The second line contains $n$ integers $p_1,p_2,\dots ,p_n$ ($0\le p_i\le 255$), where $p_i$ is the color of the $i$-th pixel.

Output

Print $n$ space-separated integers; the lexicographically smallest possible array that represents the image after applying the Posterization filter.

Examples

input

Copy

4 3
2 14 3 4

output

Copy

0 12 3 3

input

Copy

5 2
0 2 1 255 254

output

Copy

0 1 1 254 254

Note

One possible way to group colors and assign keys for the first sample:

Color $2$ belongs to the group $[0,2]$, with group key $0$.

Color $14$ belongs to the group $[12,14]$, with group key $12$.

Colors $3$ and $4$ belong to group $[3,5]$, with group key $3$.

Other groups won't affect the result so they are not listed here.

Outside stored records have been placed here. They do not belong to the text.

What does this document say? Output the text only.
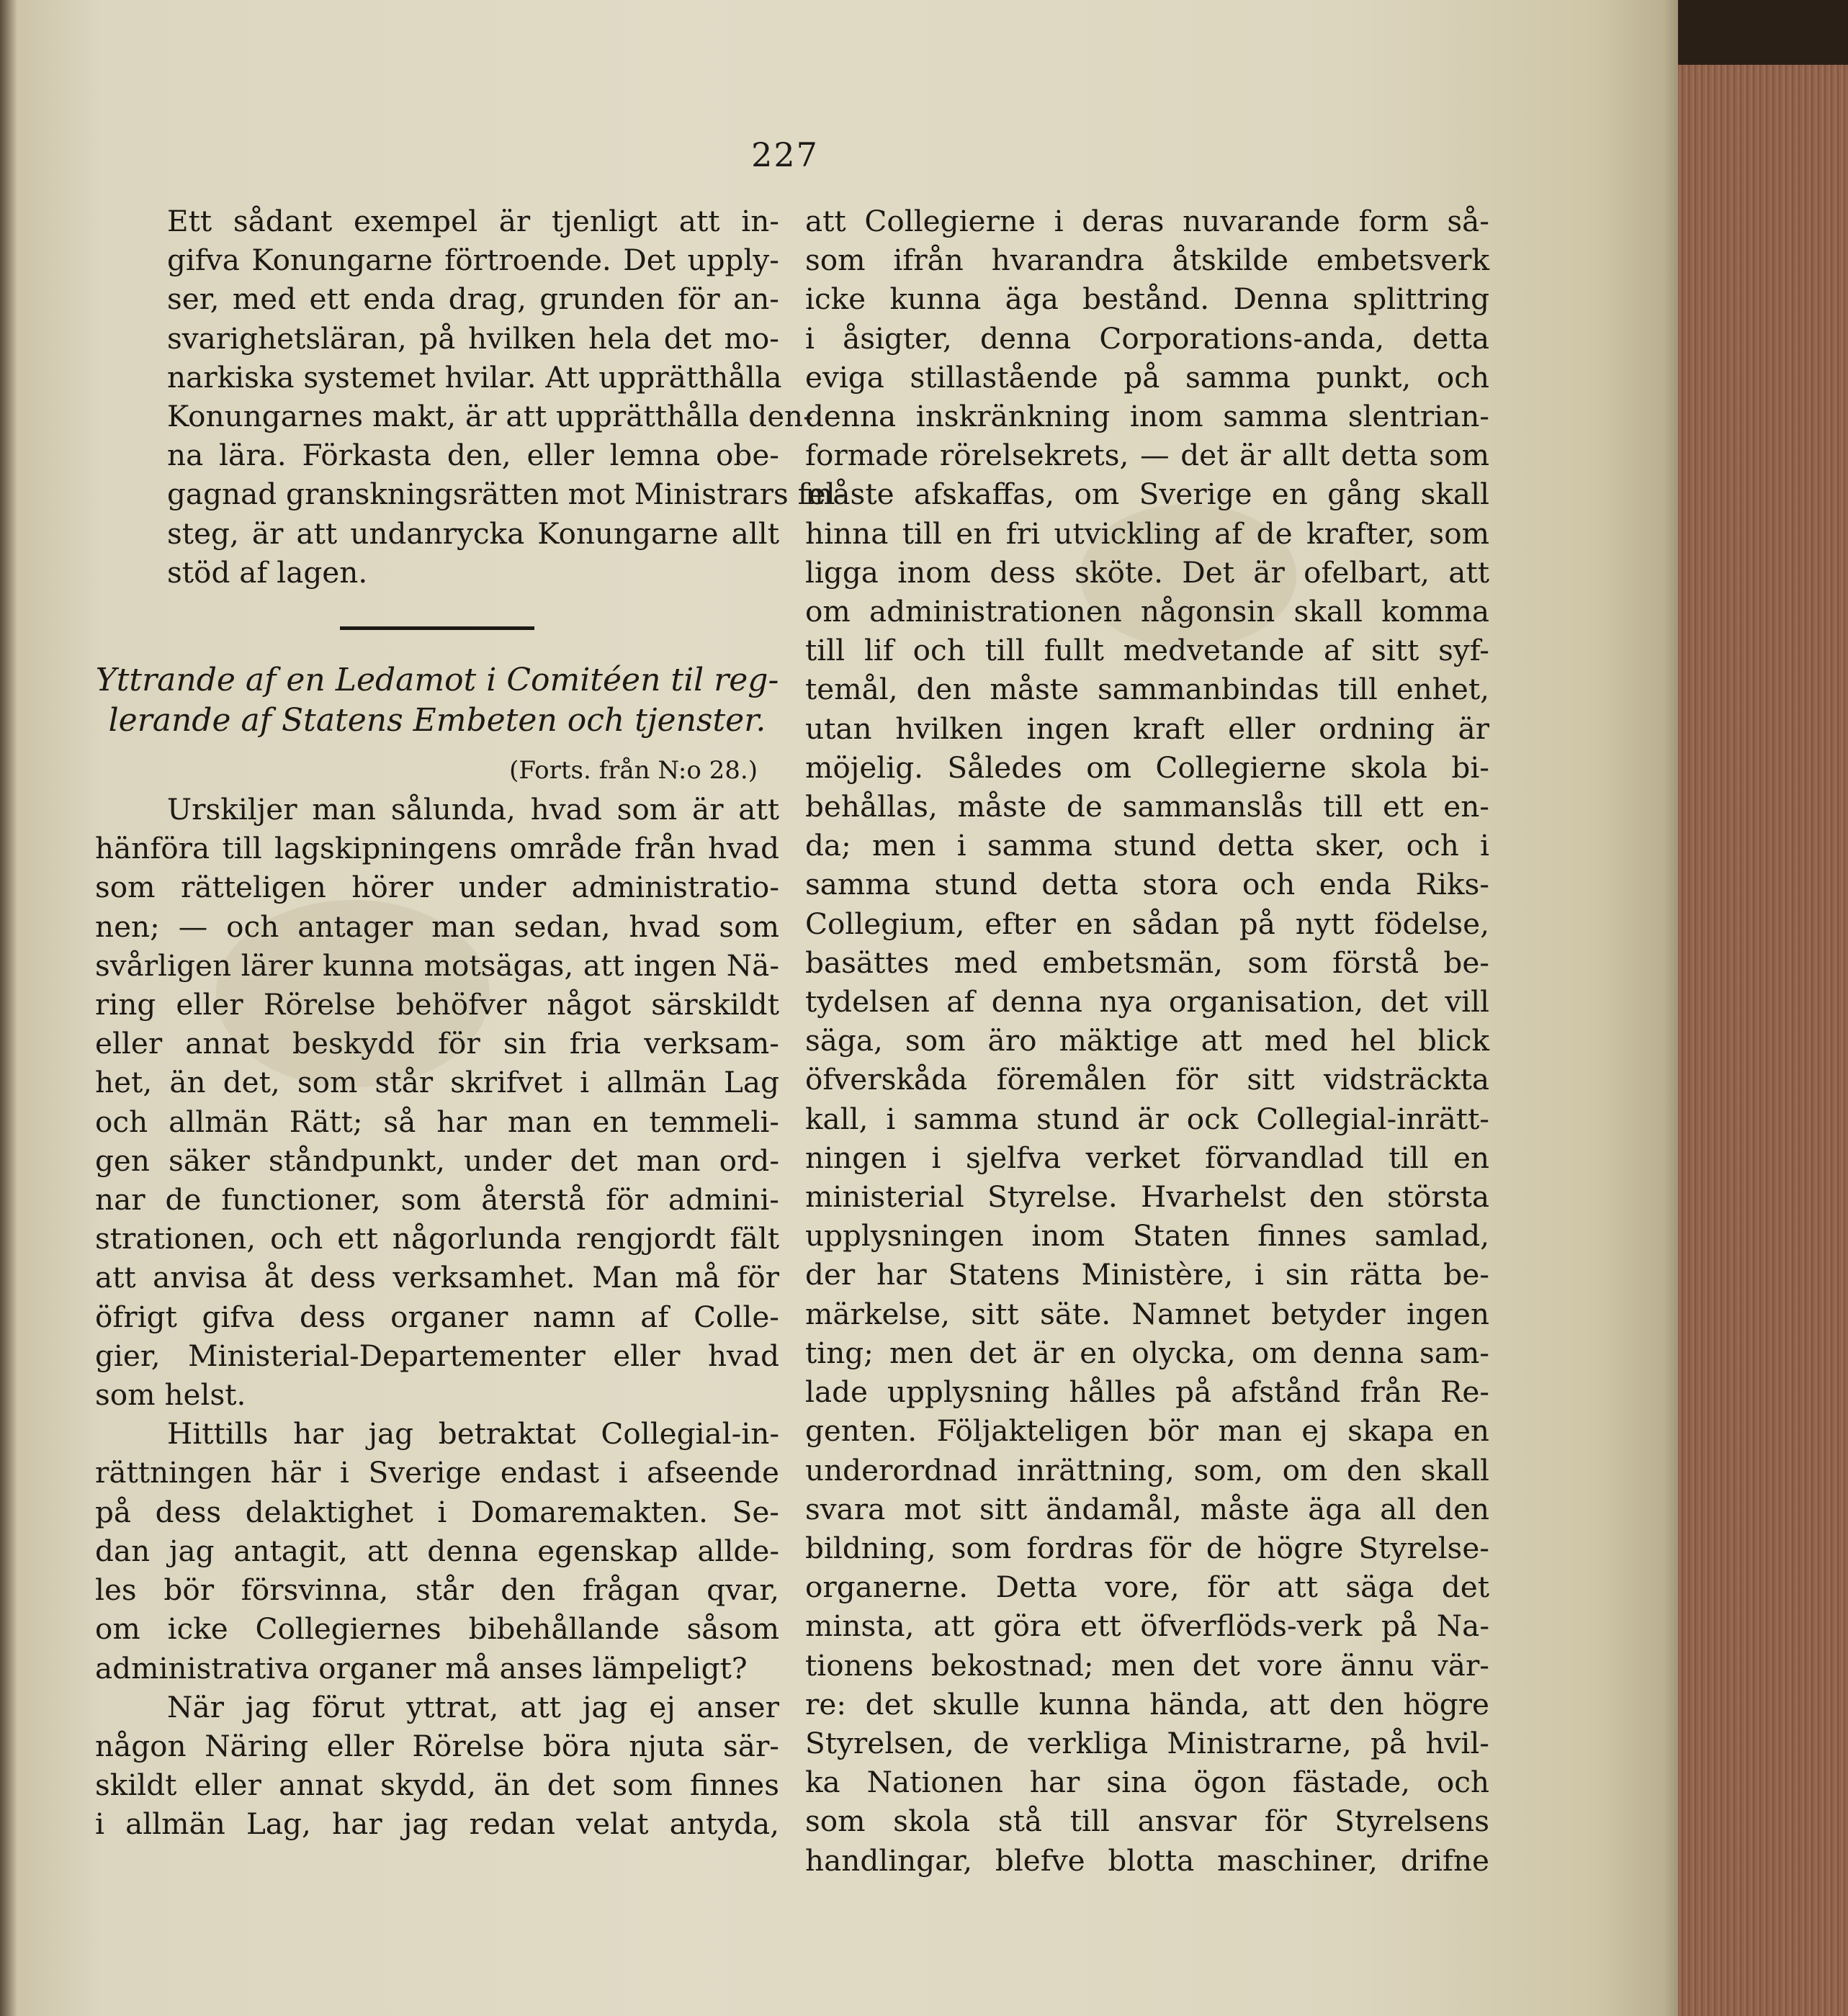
227

Ett sådant exempel är tjenligt att in-
gifva Konungarne förtroende. Det upply-
ser, med ett enda drag, grunden för an-
svarighetsläran, på hvilken hela det mo-
narkiska systemet hvilar. Att upprätthålla
Konungarnes makt, är att upprätthålla den-
na lära. Förkasta den, eller lemna obe-
gagnad granskningsrätten mot Ministrars fel-
steg, är att undanrycka Konungarne allt
stöd af lagen.

Yttrande af en Ledamot i Comitéen til reg-
lerande af Statens Embeten och tjenster.
(Forts. från N:o 28.)

Urskiljer man sålunda, hvad som är att
hänföra till lagskipningens område från hvad
som rätteligen hörer under administratio-
nen; — och antager man sedan, hvad som
svårligen lärer kunna motsägas, att ingen Nä-
ring eller Rörelse behöfver något särskildt
eller annat beskydd för sin fria verksam-
het, än det, som står skrifvet i allmän Lag
och allmän Rätt; så har man en temmeli-
gen säker ståndpunkt, under det man ord-
nar de functioner, som återstå för admini-
strationen, och ett någorlunda rengjordt fält
att anvisa åt dess verksamhet. Man må för
öfrigt gifva dess organer namn af Colle-
gier, Ministerial-Departementer eller hvad
som helst.

Hittills har jag betraktat Collegial-in-
rättningen här i Sverige endast i afseende
på dess delaktighet i Domaremakten. Se-
dan jag antagit, att denna egenskap allde-
les bör försvinna, står den frågan qvar,
om icke Collegiernes bibehållande såsom
administrativa organer må anses lämpeligt?

När jag förut yttrat, att jag ej anser
någon Näring eller Rörelse böra njuta sär-
skildt eller annat skydd, än det som finnes
i allmän Lag, har jag redan velat antyda,

att Collegierne i deras nuvarande form så-
som ifrån hvarandra åtskilde embetsverk
icke kunna äga bestånd. Denna splittring
i åsigter, denna Corporations-anda, detta
eviga stillastående på samma punkt, och
denna inskränkning inom samma slentrian-
formade rörelsekrets, — det är allt detta som
måste afskaffas, om Sverige en gång skall
hinna till en fri utvickling af de krafter, som
ligga inom dess sköte. Det är ofelbart, att
om administrationen någonsin skall komma
till lif och till fullt medvetande af sitt syf-
temål, den måste sammanbindas till enhet,
utan hvilken ingen kraft eller ordning är
möjelig. Således om Collegierne skola bi-
behållas, måste de sammanslås till ett en-
da; men i samma stund detta sker, och i
samma stund detta stora och enda Riks-
Collegium, efter en sådan på nytt födelse,
basättes med embetsmän, som förstå be-
tydelsen af denna nya organisation, det vill
säga, som äro mäktige att med hel blick
öfverskåda föremålen för sitt vidsträckta
kall, i samma stund är ock Collegial-inrätt-
ningen i sjelfva verket förvandlad till en
ministerial Styrelse. Hvarhelst den största
upplysningen inom Staten finnes samlad,
der har Statens Ministère, i sin rätta be-
märkelse, sitt säte. Namnet betyder ingen
ting; men det är en olycka, om denna sam-
lade upplysning hålles på afstånd från Re-
genten. Följakteligen bör man ej skapa en
underordnad inrättning, som, om den skall
svara mot sitt ändamål, måste äga all den
bildning, som fordras för de högre Styrelse-
organerne. Detta vore, för att säga det
minsta, att göra ett öfverflöds-verk på Na-
tionens bekostnad; men det vore ännu vär-
re: det skulle kunna hända, att den högre
Styrelsen, de verkliga Ministrarne, på hvil-
ka Nationen har sina ögon fästade, och
som skola stå till ansvar för Styrelsens
handlingar, blefve blotta maschiner, drifne
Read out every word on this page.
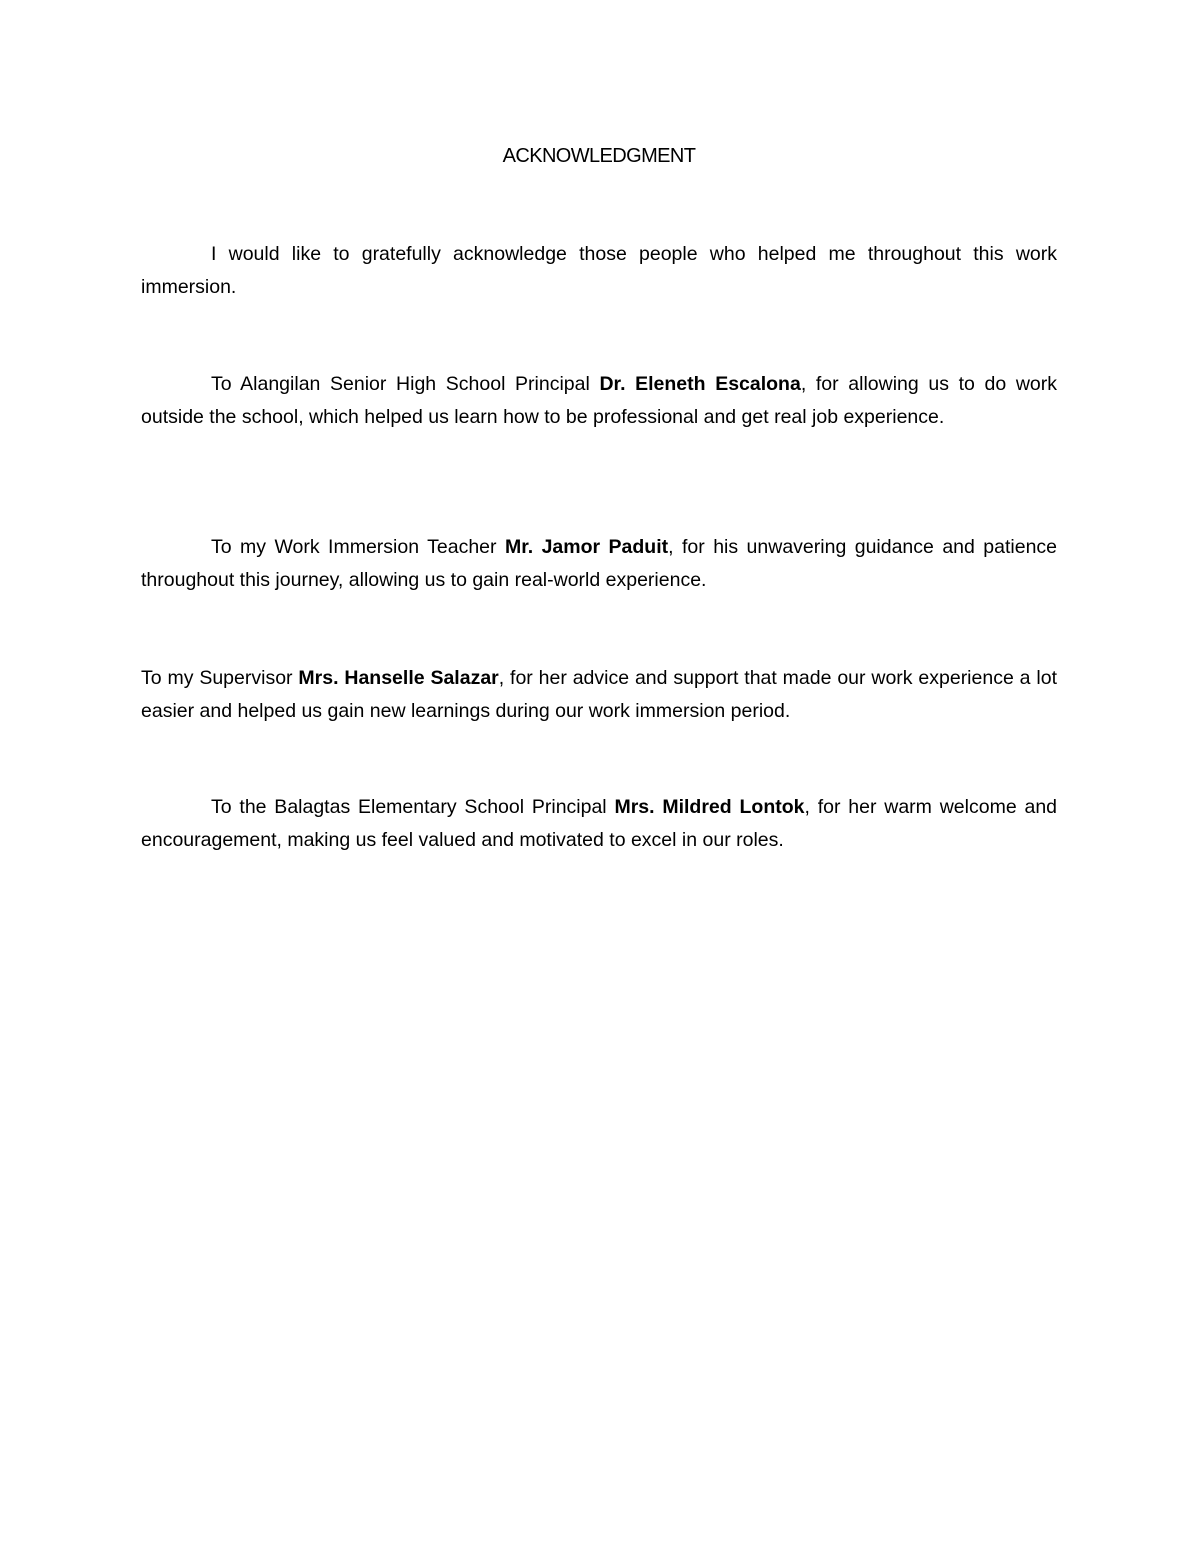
ACKNOWLEDGMENT

I would like to gratefully acknowledge those people who helped me throughout this work immersion.

To Alangilan Senior High School Principal Dr. Eleneth Escalona, for allowing us to do work outside the school, which helped us learn how to be professional and get real job experience.

To my Work Immersion Teacher Mr. Jamor Paduit, for his unwavering guidance and patience throughout this journey, allowing us to gain real-world experience.

To my Supervisor Mrs. Hanselle Salazar, for her advice and support that made our work experience a lot easier and helped us gain new learnings during our work immersion period.

To the Balagtas Elementary School Principal Mrs. Mildred Lontok, for her warm welcome and encouragement, making us feel valued and motivated to excel in our roles.
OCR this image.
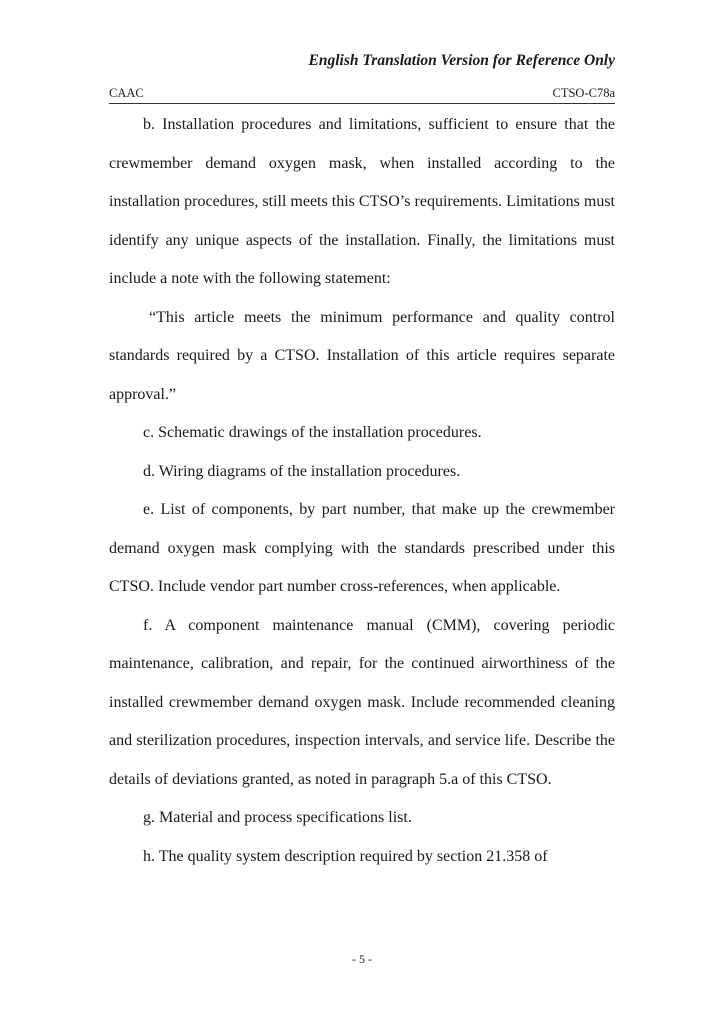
English Translation Version for Reference Only
CAAC	CTSO-C78a

b. Installation procedures and limitations, sufficient to ensure that the crewmember demand oxygen mask, when installed according to the installation procedures, still meets this CTSO’s requirements. Limitations must identify any unique aspects of the installation. Finally, the limitations must include a note with the following statement:

“This article meets the minimum performance and quality control standards required by a CTSO. Installation of this article requires separate approval.”

c. Schematic drawings of the installation procedures.

d. Wiring diagrams of the installation procedures.

e. List of components, by part number, that make up the crewmember demand oxygen mask complying with the standards prescribed under this CTSO. Include vendor part number cross-references, when applicable.

f. A component maintenance manual (CMM), covering periodic maintenance, calibration, and repair, for the continued airworthiness of the installed crewmember demand oxygen mask. Include recommended cleaning and sterilization procedures, inspection intervals, and service life. Describe the details of deviations granted, as noted in paragraph 5.a of this CTSO.

g. Material and process specifications list.

h. The quality system description required by section 21.358 of

- 5 -
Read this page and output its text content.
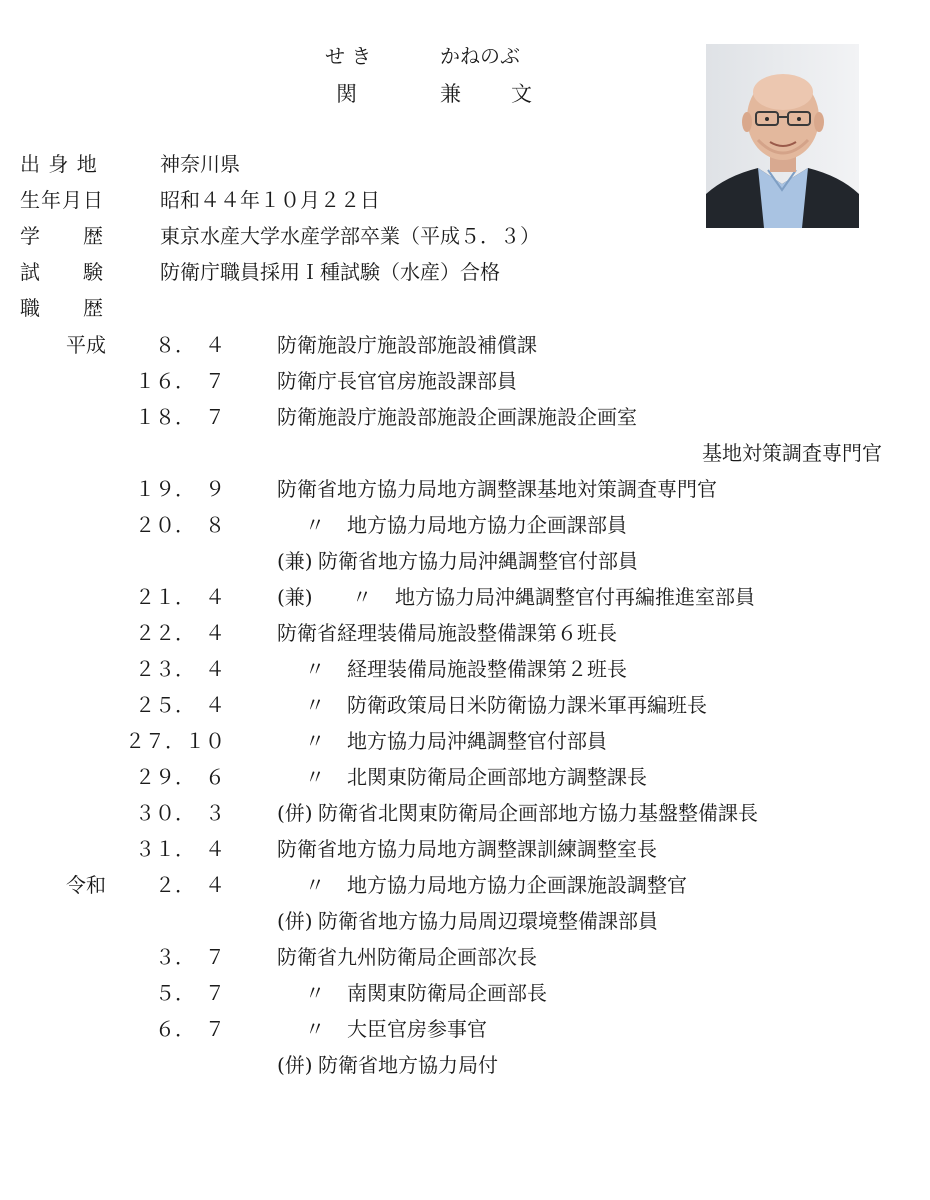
せ き	かねのぶ
関	兼 文
出 身 地	神奈川県
生年月日	昭和４４年１０月２２日
学　　歴	東京水産大学水産学部卒業（平成５．３）
試　　験	防衛庁職員採用Ｉ種試験（水産）合格
職　　歴
平成 ８．　４	防衛施設庁施設部施設補償課
１６．　７	防衛庁長官官房施設課部員
１８．　７	防衛施設庁施設部施設企画課施設企画室
基地対策調査専門官
１９．　９	防衛省地方協力局地方調整課基地対策調査専門官
２０．　８	〃 地方協力局地方協力企画課部員
(兼) 防衛省地方協力局沖縄調整官付部員
２１．　４	(兼) 〃 地方協力局沖縄調整官付再編推進室部員
２２．　４	防衛省経理装備局施設整備課第６班長
２３．　４	〃 経理装備局施設整備課第２班長
２５．　４	〃 防衛政策局日米防衛協力課米軍再編班長
２７．１０	〃 地方協力局沖縄調整官付部員
２９．　６	〃 北関東防衛局企画部地方調整課長
３０．　３	(併) 防衛省北関東防衛局企画部地方協力基盤整備課長
３１．　４	防衛省地方協力局地方調整課訓練調整室長
令和 ２．　４	〃 地方協力局地方協力企画課施設調整官
(併) 防衛省地方協力局周辺環境整備課部員
３．　７	防衛省九州防衛局企画部次長
５．　７	〃 南関東防衛局企画部長
６．　７	〃 大臣官房参事官
(併) 防衛省地方協力局付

大意：在區間[0,255]中，連續的數字分組，每組不多於k個成員，取每組中最小的那個值輸出，求總字典序最小的輸出

思路：利用並查集，[0,255]的每個值都計數爲1

1、如果該值與父節點不相等，則直接輸出父節點（因爲已經分好組了）

2、如果該值的計數與該值前面元素的父節點計數相加大於m，則直接輸出該值（因爲這兩個聯立計數會大於m）

3、如果該值的計數與該值前面元素的父節點計數相加小於等於m，則該值可以與前面元素聯立

以下是AC代碼：

#include <cstdio>   
#include <iostream> 
#include <algorithm> 
#include <cmath> 
#include <cstdlib> 
#include <cstring> 
#include <vector> 
#include <list> 
#include <map> 
#include <stack> 
#include <queue> 
using namespace std; 
#define ll long long
int f[100005];
int sum[100005];
int n,m;
void set()
{
	for(int i = 0;i <= 260;i++)
	{
		f[i] = i;
		sum[i] = 1;
	}
}
int father(int x)
{
	if(f[x] == x)
		return x;
	else
		return f[x] = father(f[x]);
}
void Union(int x,int y)
{
	int f1 = father(x);
	int f2 = father(y);
	if(f1 != f2)
	{
		f[max(f1,f2)] = min(f1,f2);
		sum[min(f1,f2)]++;
	}
}
int main() 
{
	while(cin >> n >> m)
	{
		set();
		while(n--)
		{
			int x;
			cin >> x;
			while(x - 1 >= 0)
			{
				if(father(x) != x)
					break;
				else if(sum[father(x-1)]+sum[f[x]] > m)
					break;
				else
				{
					sum[father(x-1)]+=sum[f[x]];
					f[x] = father(x-1);
				}
				x--;
			}
			cout << f[x];
			if(n == 0)
				cout << endl;
			else
				cout << " ";
		}
	}
    //cout << "AC" <<endl; 
    return 0; 
} 

過了很久，又遇到了這題，找了很久bug，以下是AC代碼二：

#include <cstdio>  
#include <iostream>
#include <algorithm>
#include <cmath>
#include <cstdlib>
#include <cstring>
#include <vector>
#include <list>
#include <map>
#include <stack>
#include <queue>
using namespace std;
#define ll long long
int f[270];
int n;
int cent[270];
void init()
{
	for(int i = 0;i <= 256;i++)
	{
		f[i] = i;
		cent[i] = 1;
	}
}
int find(int x)
{
	if(f[x] == x)
		return x;
	return f[x] = find(f[x]);
}
void unio(int x,int y)
{
	int f1 = find(x);
	int f2 = find(y);
	if(f1 != f2)
		f[max(f1,f2)] = min(f1,f2);
}
int main()
{
	int n,k;
	while(scanf("%d%d",&n,&k) != EOF)
	{
		init();
		int a[n];
		int ans[n];
		for(int i = 0;i < n;i++)
			scanf("%d",&a[i]);
		for(int i = 0;i < n;i++)
		{
			for(int j = a[i]-1;j >= 0&& j >= a[i]-k;j--)
				if(cent[find(j)]+cent[find(a[i])] <= k && find(j) != find(a[i]))//當時沒有寫find(j) != find(a[i])，這樣可能就會出現兩個相同組再聯立一次的情況，導致cent無故加倍（找了很久很久才找到的bug）
				{
					int x1 = find(a[i]);
					int x2 = find(j);
					unio(x1,x2);
					cent[find(a[i])] = cent[x1]+cent[x2];
				}
				else
					break;
			ans[i] = find(a[i]);
		}
		for(int i = 0;i < n-1;i++)
			cout << ans[i] << ' ';
		cout << ans[n-1] <<endl;
	}
	//cout << "AC" <<endl;
	return 0;
}